Five people have been convicted of organ trafficking in Kosovo by the European Union court which runs the legal system in the quasi-independent territory.
Five people have been convicted of organ trafficking in Kosovo by the European Union court which runs the legal system in the quasi-independent territory. The controversial case ended with a jail term of 8 years for a prominent urologist in Pristina, Lutfi Dervishi, for “organised crime and human trafficking”.
His son Arban was sentenced to seven years and three months. The other three received terms of between one and three years. EU prosecutors hope to charge 8 more suspects with organ trafficking.
The charges all relate to transplants done in 2008. The donors were recruited from eastern European and Central Asian countries with fees of about 15,000 Euros. The recipients, mostly Israelis, paid 100,000 Euros. The donors “were cast adrift after the removal of organs without proper medical care or any medical attention, like waste,” EU prosecutor Johnathan Ratel told the media.

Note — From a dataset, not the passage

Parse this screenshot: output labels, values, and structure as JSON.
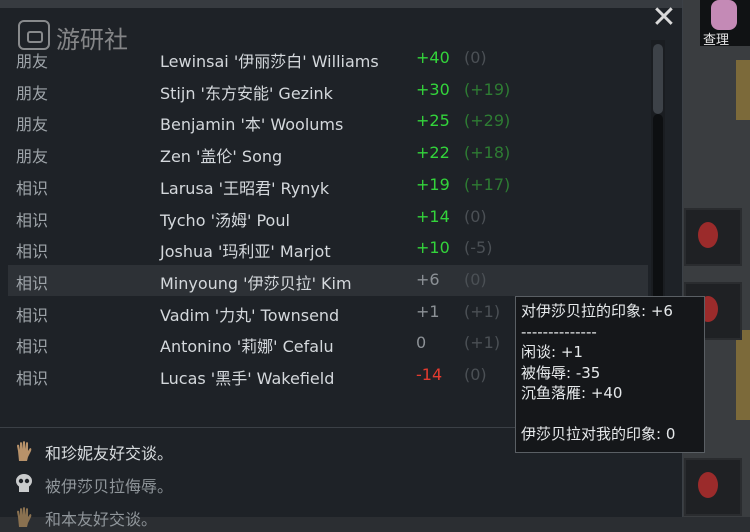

The case has international ramifications. The EU prosecutors were unable to extradite two of the main suspects in the Medicus case (named after the clinic where transplants took place), a Turkish transplant surgeon, Yusuf Sonmez, and the alleged mastermind, an Israeli named Moshe Harel.
The Serbian media has covered the case closely and has highlighted sensational allegations that Kosovar gangsters with links to high government officials sold organs from Serb prisoners of war during the 1990s. Kosovo and Albania have hotly denied these claims.